Kansas City, Mo. — The original rules of basketball, as drafted by the man who invented the game in 1891, are being put up for sale by his family.
The asking price is $10 million, or less under the right circumstances, according to Ian Naismith, grandson of the Dr. James Naismith, who came up with the idea for the game while he was a physical-education instructor at a YMCA training school in Springfield, Mass.
Naismith's boss had asked him for a new indoor activity to be used in his gym class, giving him two weeks to do it. On the last day, Dec. 21, 1891, he wrote down a list of 13 rules for the game that used peach baskets as goals through which a ball was to be thrown.

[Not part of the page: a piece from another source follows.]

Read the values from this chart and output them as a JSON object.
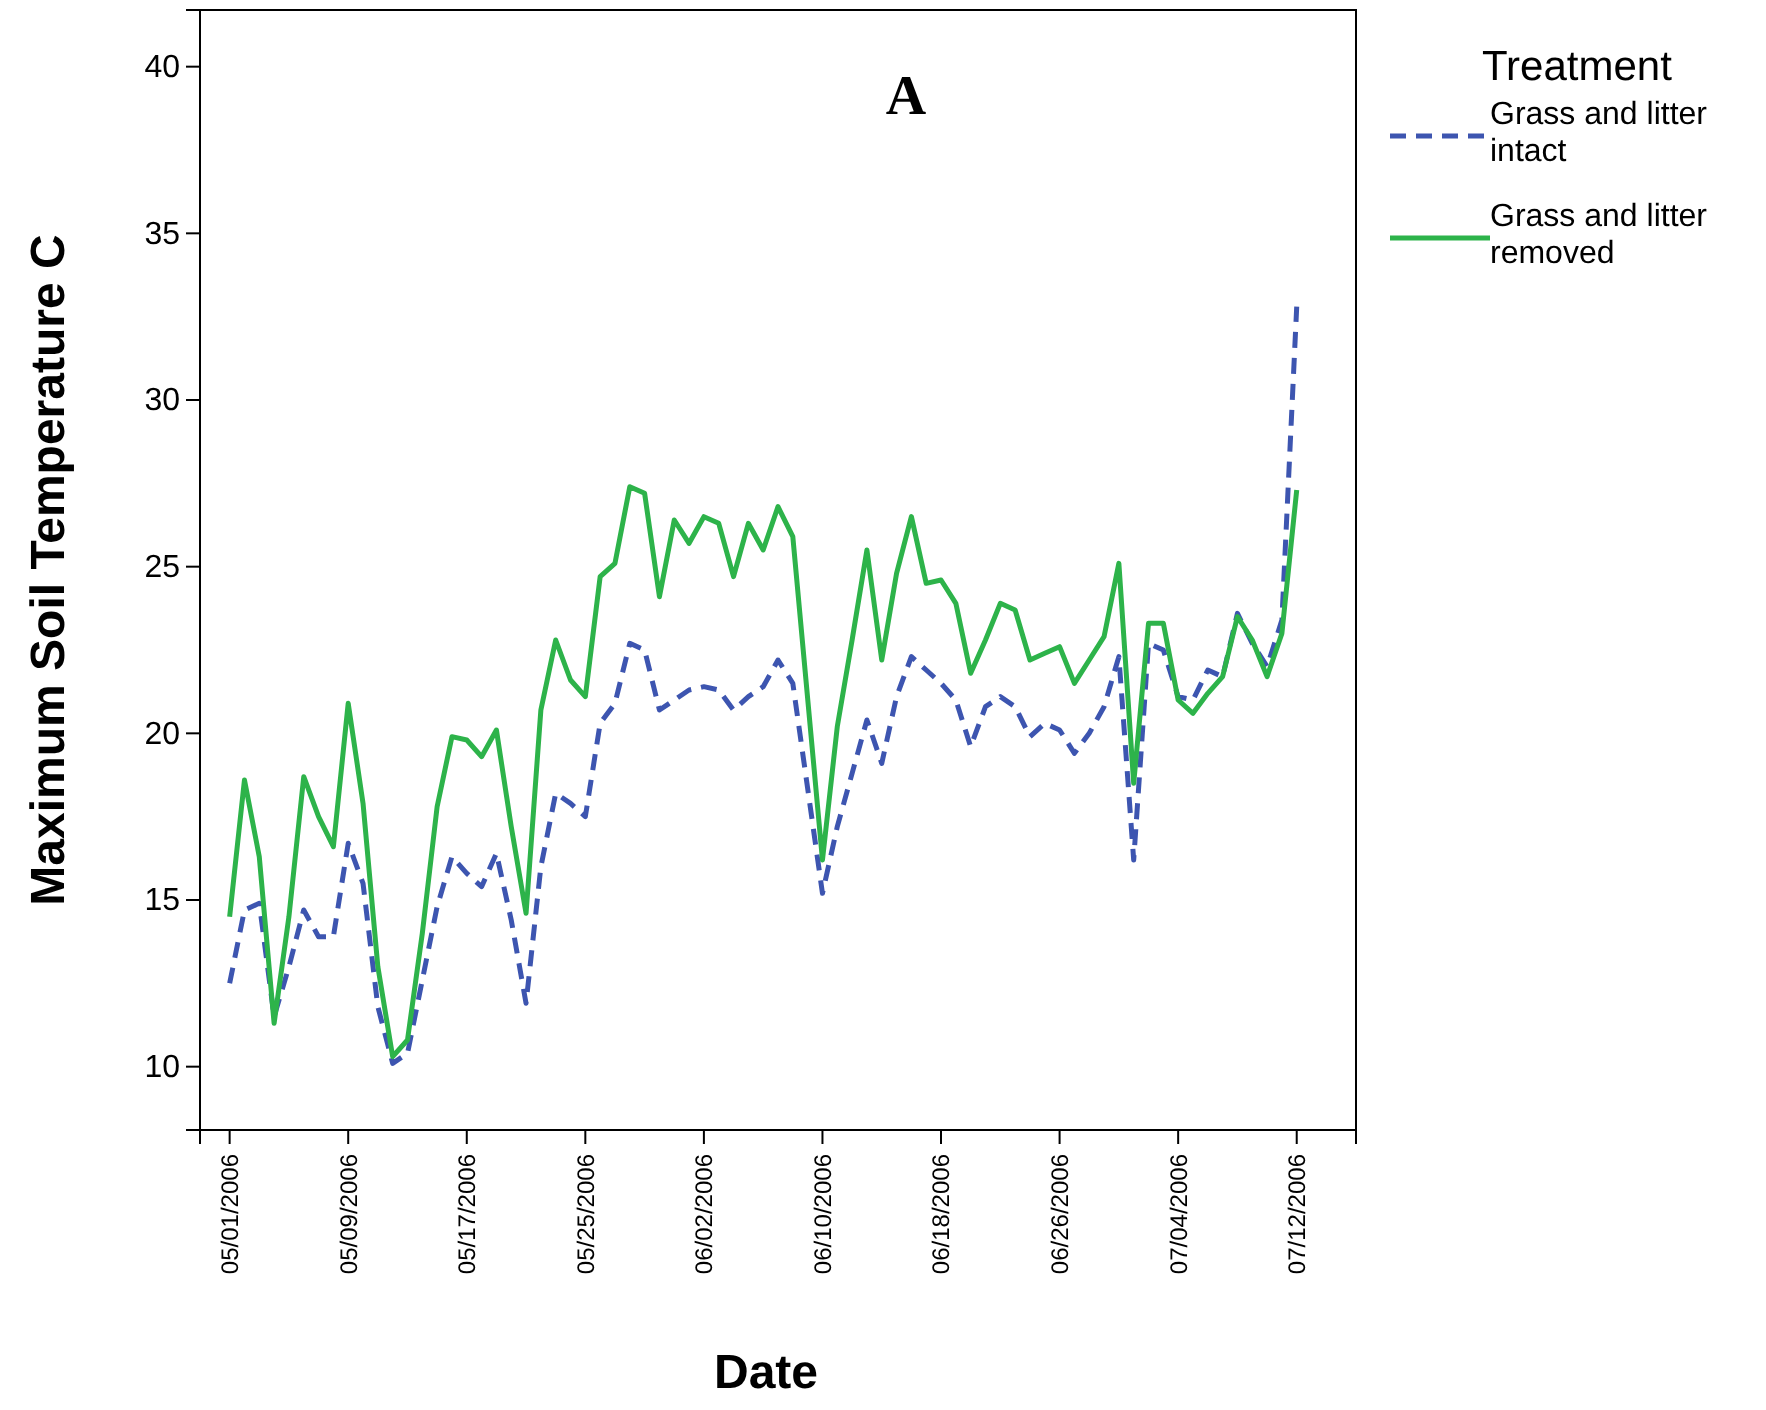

He gave the list to his secretary, who typed them up on two pages, which he put up on a bulletin board outside the gym. A student took the rules and hid them in his trunk, but Naismith got them back, and later they were published in the school newspaper.
The rules, and popularity of the game, spread. Naismith's original list came to Lawrence with Naismith in 1898, when he became the first basketball coach at Kansas University. It spent 30 years in a drawer of his desk at Robinson Gym.
After Naismith's death in 1939, the rules ended up in the possession of his youngest son, Jimmy - Ian's father - who lived in Corpus Christi, Texas. He kept them in the dining room and told his children never to tell anyone where they were.
"I remember when I was 7 or 8, Dad kept them in a secret drawer," Ian Naismith said. "I wasn't sure what it was, but I knew it was something special."
The family moved around, returning to Corpus Christi in the late 1950s, and the rules were placed in a safety deposit box. A private collector offered $1 million for the list in 1968, but instead they were loaned to the Naismith Memorial Basketball Hall of Fame in Springfield, Mass., where only a copy was put on display.
About a decade ago, Ian Naismith led a family effort to take back the papers, and he displayed them at various events in college and NBA cities.
The family's Naismith International Basketball Foundation owns the papers, but Ian Naismith has the contractual right to sell the list of rules, with proceeds going to the foundation. The foundation had an original mission of spreading the word about sportsmanship, later expanded to include humanitarian efforts to help children.
Naismith said his grandfather, who himself was orphaned at 9, "once said he felt like he started the 100-yard dash 10 yards behind."
"I like to think that he would approve of the money from his rules going to a foundation that helps children," Ian Naismith said. "It's not my money. It's his money because it's his creation."
Naismith hopes a corporation comes forward with a deal, which would include sponsorship of a two-year nationwide tour to display the rules in a 40-foot motor coach. Naismith hopes to collect signatures of basketball dignitaries and fans along the way, with ultimate goal being a permanent display at the Smithsonian Institution in Washington.
"It's not an easy decision, but it's time," Naismith said of his plan to sell the list of rules.
"They've been pretty much unseen for 110 years," he said.